10 common sense principles of good leadership

Daniel Chapchal has learnt a few things from decades in business.

by Paul Simpson
Last Updated: 15 Jun 2020

In reality there is no hard and fast definition of what makes a successful business leader. It is often the result of years of experience in leading people and firms, combined with plenty of mistakes along the way. 

Turning 75 this month, Daniel Chapchal - CEO and deputy chairman of Camcon Medical, can attest to that.

During his decades as a serial entrepreneur Chapchal has launched, turned around and invested in companies spanning print, security solutions and healthcare. Here are his 10 rules for success as a CEO.

1. You don’t need any particular skill

Apart from being able to manage people.  

2. Be generous with success

Take the blame when things go wrong.

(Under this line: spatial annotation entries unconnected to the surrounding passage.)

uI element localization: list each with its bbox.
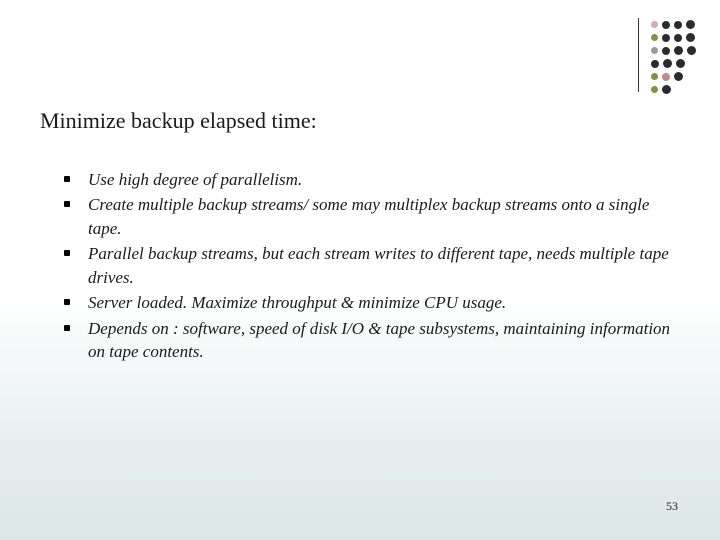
decor-dot [674, 21, 682, 29]
decor-dot [662, 21, 670, 29]
corner-decoration [638, 18, 696, 94]
decor-dot [651, 47, 658, 54]
decor-dot [676, 59, 685, 68]
decor-dot [651, 21, 658, 28]
bullet-list: Use high degree of parallelism. Create m… [40, 168, 672, 364]
decor-dot [651, 34, 658, 41]
decor-dot [674, 72, 683, 81]
decor-dot [651, 60, 659, 68]
list-item: Depends on : software, speed of disk I/O… [64, 317, 672, 364]
slide-body: Minimize backup elapsed time: Use high d… [0, 0, 720, 364]
list-item: Parallel backup streams, but each stream… [64, 242, 672, 289]
page-number: 53 [666, 499, 678, 514]
decor-dot-grid [651, 18, 696, 94]
decor-dot [674, 34, 682, 42]
decor-dot [662, 85, 671, 94]
decor-dot [662, 34, 670, 42]
list-item: Create multiple backup streams/ some may… [64, 193, 672, 240]
decor-dot [662, 47, 670, 55]
decor-dot [663, 59, 672, 68]
list-item: Use high degree of parallelism. [64, 168, 672, 191]
decor-dot [687, 46, 696, 55]
decor-dot [662, 73, 670, 81]
decor-dot [686, 20, 695, 29]
slide-title: Minimize backup elapsed time: [40, 108, 672, 134]
decor-dot [686, 33, 695, 42]
decor-dot [651, 86, 658, 93]
decor-dot [651, 73, 658, 80]
decor-dot [674, 46, 683, 55]
decor-divider [638, 18, 639, 92]
list-item: Server loaded. Maximize throughput & min… [64, 291, 672, 314]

Accept that sometimes you’ll make a mistake and reverse your decision.

3. Find great people

It’s easier to succeed with great people and poor products than with great products and poor people. Ideally you want both.

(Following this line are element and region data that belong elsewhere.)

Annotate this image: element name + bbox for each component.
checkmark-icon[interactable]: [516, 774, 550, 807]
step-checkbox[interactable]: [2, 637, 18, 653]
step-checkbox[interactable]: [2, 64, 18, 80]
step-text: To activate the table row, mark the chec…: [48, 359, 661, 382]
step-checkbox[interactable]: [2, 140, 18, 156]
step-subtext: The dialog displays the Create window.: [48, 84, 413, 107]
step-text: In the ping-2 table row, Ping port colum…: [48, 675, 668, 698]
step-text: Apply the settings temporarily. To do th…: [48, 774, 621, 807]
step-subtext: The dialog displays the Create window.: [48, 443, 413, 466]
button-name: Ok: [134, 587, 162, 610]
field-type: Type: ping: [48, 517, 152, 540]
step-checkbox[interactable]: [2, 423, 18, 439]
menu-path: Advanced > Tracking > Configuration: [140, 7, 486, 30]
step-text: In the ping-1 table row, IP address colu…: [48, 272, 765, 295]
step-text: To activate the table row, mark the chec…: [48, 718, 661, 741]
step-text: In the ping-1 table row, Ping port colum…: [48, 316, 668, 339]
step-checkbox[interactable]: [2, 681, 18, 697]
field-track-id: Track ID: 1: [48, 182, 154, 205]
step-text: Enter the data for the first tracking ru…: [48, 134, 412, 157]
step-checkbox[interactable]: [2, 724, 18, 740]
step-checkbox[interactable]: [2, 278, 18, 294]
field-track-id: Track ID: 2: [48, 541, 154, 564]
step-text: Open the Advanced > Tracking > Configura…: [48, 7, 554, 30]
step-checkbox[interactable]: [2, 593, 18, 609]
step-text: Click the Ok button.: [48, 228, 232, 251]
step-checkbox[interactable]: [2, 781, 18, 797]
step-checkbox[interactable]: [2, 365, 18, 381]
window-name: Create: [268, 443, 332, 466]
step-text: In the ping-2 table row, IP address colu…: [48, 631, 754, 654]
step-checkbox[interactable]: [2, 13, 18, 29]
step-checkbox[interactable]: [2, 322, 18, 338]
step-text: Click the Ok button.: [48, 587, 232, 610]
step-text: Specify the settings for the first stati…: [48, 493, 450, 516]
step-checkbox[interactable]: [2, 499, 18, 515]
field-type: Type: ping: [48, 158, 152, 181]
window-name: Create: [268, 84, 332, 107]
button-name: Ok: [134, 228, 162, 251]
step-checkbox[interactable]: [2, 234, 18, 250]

4. You need to delegate but not abdicate

Never pretend to understand aspects of the business that you don’t. You will be seen through immediately.

5. Be open to being convinced by your colleagues

But also know when you should not be convinced. Court respect but never popularity.

6. Always be fair

If you can’t, be seen to have made every effort to be fair, even in the most awkward situations.

7. Work with investors that you like

Everyone has a good relationship with investors at first but ask yourself: will you still like them when the business has a hiccup? 

8. Have patience

It is tempting to develop Mark II before you’ve done a proper job on Mark I. Doing that will only encourage investor fatigue.

9. Take care of yourself

As a CEO or chairman, you need something to help you switch off. For me, that’s classical music – I have 24,000 CDs in my collection.

10. A good CEO is like a good conductor – and a good showjumper

You need to know when to control and when to influence. You also need to recognise that, no matter how skilled a rider you are, it’s the horse that jumps the fence.

This piece first appeared in the March 2020 edition of Management Today magazine.